Georgia (ジョージア, Jōjia) is a brand of coffee drinks sold in Japan by the Coca-Cola Company. The brand is named after Coca-Cola's home state of Georgia. Launched in 1975, it has since expanded to markets in Singapore, South Korea, India, Bahrain, and the United States.

== History ==
Georgia was launched in 1975 by Coca-Cola (Japan) Company, a Japanese subsidiary of the company. Georgia enjoys the most success in Japan, where it is the highest-grossing coffee beverage—one of many brands of Japanese canned coffee. It is also the highest-grossing beverage by Coca-Cola (Japan) Company. As of 2007, in Japan, Georgia's sales are double the sales of Coca-Cola.
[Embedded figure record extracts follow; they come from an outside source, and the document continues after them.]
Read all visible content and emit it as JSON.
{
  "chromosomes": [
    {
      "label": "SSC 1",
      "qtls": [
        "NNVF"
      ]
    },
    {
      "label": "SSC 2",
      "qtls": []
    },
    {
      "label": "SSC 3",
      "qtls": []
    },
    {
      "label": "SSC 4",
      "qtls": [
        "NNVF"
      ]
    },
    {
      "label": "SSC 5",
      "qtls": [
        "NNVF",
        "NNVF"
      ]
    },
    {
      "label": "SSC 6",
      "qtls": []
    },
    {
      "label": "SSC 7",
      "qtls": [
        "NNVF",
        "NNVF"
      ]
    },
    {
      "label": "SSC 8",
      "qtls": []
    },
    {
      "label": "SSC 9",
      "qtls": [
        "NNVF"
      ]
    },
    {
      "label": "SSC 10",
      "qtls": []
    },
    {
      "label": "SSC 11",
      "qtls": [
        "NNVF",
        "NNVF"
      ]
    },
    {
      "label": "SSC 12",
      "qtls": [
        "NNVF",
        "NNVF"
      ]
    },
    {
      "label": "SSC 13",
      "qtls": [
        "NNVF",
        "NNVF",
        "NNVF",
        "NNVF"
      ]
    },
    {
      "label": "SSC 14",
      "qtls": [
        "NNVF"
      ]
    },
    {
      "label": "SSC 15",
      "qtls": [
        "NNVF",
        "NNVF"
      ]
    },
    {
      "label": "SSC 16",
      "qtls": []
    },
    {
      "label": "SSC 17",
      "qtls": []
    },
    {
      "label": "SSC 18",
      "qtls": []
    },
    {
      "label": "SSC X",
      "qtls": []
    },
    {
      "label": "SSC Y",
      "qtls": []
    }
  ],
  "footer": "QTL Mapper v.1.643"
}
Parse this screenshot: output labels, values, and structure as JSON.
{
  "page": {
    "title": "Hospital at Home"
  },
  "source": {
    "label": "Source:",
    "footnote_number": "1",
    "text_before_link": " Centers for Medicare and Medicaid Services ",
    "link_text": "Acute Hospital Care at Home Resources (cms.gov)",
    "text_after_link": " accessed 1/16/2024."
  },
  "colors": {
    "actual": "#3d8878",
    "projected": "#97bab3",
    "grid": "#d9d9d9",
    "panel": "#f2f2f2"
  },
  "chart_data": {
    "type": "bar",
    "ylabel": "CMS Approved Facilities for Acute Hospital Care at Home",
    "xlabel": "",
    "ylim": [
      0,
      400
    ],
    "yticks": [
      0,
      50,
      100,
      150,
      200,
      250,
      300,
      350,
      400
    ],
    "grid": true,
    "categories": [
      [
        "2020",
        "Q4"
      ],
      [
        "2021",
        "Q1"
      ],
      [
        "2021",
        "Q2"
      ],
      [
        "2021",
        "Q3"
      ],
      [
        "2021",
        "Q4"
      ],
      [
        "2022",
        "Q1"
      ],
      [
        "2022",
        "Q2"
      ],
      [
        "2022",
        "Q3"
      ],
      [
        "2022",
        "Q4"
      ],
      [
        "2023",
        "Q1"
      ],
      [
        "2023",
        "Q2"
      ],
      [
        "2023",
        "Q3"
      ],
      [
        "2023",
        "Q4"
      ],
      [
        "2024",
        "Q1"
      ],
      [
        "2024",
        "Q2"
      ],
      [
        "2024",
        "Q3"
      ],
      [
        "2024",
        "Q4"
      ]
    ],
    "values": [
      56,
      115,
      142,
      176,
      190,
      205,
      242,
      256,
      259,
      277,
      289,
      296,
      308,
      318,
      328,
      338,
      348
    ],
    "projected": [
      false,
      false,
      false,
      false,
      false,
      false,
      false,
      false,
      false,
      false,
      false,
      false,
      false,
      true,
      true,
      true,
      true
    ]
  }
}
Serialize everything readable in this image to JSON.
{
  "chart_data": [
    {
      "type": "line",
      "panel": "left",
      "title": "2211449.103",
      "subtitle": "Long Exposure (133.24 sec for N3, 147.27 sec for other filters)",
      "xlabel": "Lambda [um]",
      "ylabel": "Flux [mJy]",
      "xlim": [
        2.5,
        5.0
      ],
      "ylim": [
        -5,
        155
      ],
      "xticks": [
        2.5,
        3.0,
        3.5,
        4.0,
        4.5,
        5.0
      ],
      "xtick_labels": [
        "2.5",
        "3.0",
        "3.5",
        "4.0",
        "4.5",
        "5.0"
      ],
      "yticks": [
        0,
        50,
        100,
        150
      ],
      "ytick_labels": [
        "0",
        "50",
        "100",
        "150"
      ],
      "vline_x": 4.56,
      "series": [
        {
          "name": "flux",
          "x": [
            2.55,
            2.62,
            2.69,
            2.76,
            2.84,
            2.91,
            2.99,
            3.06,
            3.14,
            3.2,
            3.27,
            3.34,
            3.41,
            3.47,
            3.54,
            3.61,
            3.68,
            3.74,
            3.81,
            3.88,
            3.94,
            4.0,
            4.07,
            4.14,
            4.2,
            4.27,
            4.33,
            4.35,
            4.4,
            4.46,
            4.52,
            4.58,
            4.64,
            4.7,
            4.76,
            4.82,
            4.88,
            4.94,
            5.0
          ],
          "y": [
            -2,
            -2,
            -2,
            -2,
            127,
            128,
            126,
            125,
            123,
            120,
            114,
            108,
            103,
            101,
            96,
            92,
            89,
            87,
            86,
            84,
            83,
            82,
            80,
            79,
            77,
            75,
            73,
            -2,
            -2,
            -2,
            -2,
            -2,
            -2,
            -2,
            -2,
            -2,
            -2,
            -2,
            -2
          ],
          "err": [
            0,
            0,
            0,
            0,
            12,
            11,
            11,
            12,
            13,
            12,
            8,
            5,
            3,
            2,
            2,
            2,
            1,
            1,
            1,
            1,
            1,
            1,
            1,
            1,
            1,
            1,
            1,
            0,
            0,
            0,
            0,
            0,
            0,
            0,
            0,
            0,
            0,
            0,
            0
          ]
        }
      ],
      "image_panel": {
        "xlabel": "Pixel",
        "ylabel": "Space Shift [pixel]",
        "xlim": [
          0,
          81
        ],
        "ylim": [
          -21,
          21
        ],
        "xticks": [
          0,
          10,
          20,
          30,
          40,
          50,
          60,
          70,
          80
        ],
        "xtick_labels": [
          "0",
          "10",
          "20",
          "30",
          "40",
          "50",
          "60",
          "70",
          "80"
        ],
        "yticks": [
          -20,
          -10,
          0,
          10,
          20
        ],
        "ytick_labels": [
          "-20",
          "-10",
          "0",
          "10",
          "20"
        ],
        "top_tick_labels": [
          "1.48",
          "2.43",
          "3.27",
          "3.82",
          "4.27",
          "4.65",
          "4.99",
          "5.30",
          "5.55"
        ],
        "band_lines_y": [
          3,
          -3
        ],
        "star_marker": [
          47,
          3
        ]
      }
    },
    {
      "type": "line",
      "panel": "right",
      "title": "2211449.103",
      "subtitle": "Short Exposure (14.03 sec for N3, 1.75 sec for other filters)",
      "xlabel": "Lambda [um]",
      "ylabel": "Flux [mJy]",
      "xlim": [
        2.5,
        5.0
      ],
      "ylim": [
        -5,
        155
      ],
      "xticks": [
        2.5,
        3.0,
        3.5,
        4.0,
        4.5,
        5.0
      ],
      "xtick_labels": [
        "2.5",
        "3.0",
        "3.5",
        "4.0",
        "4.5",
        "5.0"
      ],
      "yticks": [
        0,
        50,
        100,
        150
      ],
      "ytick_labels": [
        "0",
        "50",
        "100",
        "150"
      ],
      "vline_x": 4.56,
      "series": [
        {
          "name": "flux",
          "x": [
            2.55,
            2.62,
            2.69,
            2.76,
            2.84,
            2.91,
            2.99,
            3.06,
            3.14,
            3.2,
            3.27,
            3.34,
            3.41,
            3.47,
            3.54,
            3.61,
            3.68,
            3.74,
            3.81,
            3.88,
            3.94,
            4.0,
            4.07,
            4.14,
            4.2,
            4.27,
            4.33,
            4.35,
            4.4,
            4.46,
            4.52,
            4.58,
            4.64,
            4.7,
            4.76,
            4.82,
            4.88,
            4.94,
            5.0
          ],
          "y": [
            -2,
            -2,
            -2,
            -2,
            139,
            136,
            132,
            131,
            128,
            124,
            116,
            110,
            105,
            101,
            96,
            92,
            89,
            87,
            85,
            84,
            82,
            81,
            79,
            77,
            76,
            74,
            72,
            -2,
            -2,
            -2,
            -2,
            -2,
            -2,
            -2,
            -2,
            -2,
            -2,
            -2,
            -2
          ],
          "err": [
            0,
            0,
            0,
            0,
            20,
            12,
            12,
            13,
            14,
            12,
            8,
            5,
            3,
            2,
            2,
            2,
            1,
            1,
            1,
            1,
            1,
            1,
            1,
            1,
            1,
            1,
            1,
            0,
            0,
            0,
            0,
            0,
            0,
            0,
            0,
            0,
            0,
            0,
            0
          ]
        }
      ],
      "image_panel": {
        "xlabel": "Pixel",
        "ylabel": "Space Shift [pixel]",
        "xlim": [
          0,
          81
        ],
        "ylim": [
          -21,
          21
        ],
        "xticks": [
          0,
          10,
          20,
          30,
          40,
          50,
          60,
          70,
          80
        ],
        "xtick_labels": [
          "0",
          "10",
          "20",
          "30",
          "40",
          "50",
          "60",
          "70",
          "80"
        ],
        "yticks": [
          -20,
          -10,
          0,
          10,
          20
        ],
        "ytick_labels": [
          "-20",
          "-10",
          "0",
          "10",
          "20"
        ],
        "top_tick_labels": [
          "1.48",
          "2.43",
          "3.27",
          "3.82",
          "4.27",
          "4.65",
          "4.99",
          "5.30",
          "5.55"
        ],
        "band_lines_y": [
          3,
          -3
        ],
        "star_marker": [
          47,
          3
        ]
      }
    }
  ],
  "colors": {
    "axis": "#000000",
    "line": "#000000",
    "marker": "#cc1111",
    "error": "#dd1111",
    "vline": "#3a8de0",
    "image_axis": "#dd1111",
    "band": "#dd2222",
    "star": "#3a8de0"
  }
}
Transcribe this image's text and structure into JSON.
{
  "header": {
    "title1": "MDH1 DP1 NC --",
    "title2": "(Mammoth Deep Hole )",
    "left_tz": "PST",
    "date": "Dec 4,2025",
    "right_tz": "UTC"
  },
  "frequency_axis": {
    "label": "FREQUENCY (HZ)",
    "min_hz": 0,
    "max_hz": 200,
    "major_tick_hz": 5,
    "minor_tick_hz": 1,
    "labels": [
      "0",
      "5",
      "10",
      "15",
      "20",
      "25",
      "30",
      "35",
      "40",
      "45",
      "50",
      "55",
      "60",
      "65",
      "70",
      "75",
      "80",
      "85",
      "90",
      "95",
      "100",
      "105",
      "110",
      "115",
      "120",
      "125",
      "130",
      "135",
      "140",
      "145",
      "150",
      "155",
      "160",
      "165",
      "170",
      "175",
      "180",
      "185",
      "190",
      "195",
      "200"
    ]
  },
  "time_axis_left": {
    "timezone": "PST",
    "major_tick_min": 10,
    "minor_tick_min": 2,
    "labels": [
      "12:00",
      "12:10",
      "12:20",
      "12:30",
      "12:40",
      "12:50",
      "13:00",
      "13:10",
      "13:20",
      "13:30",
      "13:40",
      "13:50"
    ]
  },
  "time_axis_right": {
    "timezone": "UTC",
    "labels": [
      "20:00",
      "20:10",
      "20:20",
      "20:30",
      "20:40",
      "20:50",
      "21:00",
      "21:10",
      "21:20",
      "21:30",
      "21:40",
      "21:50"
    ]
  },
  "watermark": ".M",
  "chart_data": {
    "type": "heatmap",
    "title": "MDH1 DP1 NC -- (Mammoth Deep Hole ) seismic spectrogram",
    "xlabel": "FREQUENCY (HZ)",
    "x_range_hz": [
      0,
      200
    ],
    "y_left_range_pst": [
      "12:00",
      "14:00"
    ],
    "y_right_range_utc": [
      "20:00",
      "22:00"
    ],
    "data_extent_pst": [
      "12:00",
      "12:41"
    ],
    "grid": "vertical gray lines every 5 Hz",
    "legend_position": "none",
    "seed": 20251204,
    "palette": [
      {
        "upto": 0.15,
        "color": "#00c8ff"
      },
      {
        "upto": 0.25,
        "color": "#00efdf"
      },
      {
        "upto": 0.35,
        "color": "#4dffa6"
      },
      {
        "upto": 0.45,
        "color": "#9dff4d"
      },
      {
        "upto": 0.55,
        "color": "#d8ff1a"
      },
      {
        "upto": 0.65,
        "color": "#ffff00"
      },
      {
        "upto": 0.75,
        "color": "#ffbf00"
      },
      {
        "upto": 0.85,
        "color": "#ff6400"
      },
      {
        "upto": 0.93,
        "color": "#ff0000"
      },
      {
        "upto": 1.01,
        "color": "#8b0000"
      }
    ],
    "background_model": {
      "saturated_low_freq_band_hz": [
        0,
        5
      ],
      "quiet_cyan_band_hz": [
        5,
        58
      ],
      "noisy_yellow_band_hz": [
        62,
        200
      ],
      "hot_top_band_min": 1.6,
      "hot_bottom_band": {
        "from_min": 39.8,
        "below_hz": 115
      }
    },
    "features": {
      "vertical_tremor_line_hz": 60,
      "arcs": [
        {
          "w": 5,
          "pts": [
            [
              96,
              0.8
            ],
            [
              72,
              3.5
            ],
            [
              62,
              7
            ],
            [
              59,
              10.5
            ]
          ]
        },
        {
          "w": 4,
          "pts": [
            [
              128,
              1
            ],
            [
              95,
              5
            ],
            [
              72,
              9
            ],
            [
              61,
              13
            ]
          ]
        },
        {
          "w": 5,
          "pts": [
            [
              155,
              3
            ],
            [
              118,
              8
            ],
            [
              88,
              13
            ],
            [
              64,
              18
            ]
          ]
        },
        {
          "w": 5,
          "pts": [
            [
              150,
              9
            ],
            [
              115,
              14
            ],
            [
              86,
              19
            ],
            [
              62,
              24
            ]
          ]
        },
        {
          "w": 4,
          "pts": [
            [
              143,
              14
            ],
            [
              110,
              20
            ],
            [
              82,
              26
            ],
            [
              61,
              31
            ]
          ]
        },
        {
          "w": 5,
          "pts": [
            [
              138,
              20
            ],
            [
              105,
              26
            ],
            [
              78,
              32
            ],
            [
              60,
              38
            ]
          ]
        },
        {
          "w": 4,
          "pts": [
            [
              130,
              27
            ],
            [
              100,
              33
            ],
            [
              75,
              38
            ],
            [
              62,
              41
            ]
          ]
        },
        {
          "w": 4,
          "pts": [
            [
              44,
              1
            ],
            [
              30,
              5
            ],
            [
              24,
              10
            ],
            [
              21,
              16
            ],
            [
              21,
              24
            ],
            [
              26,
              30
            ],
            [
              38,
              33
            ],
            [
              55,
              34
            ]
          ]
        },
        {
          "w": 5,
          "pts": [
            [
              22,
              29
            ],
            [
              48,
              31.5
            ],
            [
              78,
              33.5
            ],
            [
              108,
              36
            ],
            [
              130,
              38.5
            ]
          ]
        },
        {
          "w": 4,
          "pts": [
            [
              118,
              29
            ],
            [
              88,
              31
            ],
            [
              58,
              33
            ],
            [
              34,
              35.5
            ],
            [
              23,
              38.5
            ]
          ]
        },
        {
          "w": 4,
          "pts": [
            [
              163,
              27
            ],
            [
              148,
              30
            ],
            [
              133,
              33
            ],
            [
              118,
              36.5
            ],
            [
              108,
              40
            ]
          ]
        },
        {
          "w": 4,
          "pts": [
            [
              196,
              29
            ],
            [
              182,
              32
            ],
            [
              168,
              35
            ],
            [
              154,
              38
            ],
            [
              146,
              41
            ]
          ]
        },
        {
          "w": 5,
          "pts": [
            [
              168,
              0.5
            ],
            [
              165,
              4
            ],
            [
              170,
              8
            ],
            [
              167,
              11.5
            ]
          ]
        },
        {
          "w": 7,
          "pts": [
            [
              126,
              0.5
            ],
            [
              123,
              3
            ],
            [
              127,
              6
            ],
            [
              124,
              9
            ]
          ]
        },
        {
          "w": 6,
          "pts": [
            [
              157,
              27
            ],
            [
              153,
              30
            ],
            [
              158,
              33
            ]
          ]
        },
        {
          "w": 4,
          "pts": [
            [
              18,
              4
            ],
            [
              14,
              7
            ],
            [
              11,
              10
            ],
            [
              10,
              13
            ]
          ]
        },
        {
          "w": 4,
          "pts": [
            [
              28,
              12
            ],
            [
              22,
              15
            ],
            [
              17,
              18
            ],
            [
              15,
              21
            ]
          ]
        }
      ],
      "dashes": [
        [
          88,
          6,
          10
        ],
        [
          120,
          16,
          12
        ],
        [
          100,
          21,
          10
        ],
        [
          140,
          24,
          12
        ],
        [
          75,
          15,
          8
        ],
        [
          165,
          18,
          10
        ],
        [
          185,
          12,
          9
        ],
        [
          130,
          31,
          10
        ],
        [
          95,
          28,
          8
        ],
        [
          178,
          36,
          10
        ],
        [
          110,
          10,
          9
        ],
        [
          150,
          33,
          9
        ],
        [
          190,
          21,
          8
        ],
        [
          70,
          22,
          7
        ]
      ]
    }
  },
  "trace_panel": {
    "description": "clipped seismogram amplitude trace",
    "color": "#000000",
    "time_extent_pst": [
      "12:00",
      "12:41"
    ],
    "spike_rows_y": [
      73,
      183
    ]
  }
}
=== International expansion ===
Georgia coffee was introduced in the United States in 2009, where it is almost exclusively sold in Asian grocery stores. In India, Georgia Gold is part of the non-carbonated beverage portfolio of Coca-Cola India. Under this brand, beverages are dispensed from machines, but not in the canned format.
The coffee is freshly brewed from roast beans with variants like cappuccino, caffe latte, mochaccino, espresso etc. Other beverages, such as tea or hot chocolate, may also be offered from the same machine. The brand in India also features machines that dispense Iced Tea (Lemon & Peach) and Cold Coffee.

==Advertising==
Characters from David Lynch's Twin Peaks advertised Georgia coffee in a four-part commercial series in 1991. In PlayStation Home, the PlayStation 3's online community-based service, Coca-Cola has placed a vending machine in Home that takes users to a space called the "Georgia Break Station". The vending machine also distributes original avatar items and presents, along with "C-pons", digital coupons that can be used to get real drinks from real vending machines. This is to promote Georgia series of canned coffee. The space is a lounge for users to sit and chat with two in-lounge avatars that talk about the Georgia coffee. It was available from September 7, 2009, to December 15, 2009. In 2012, the "Digital × Real Campaign" was a collaboration with Crypton Future Media featuring the virtual singer Hatsune Miku.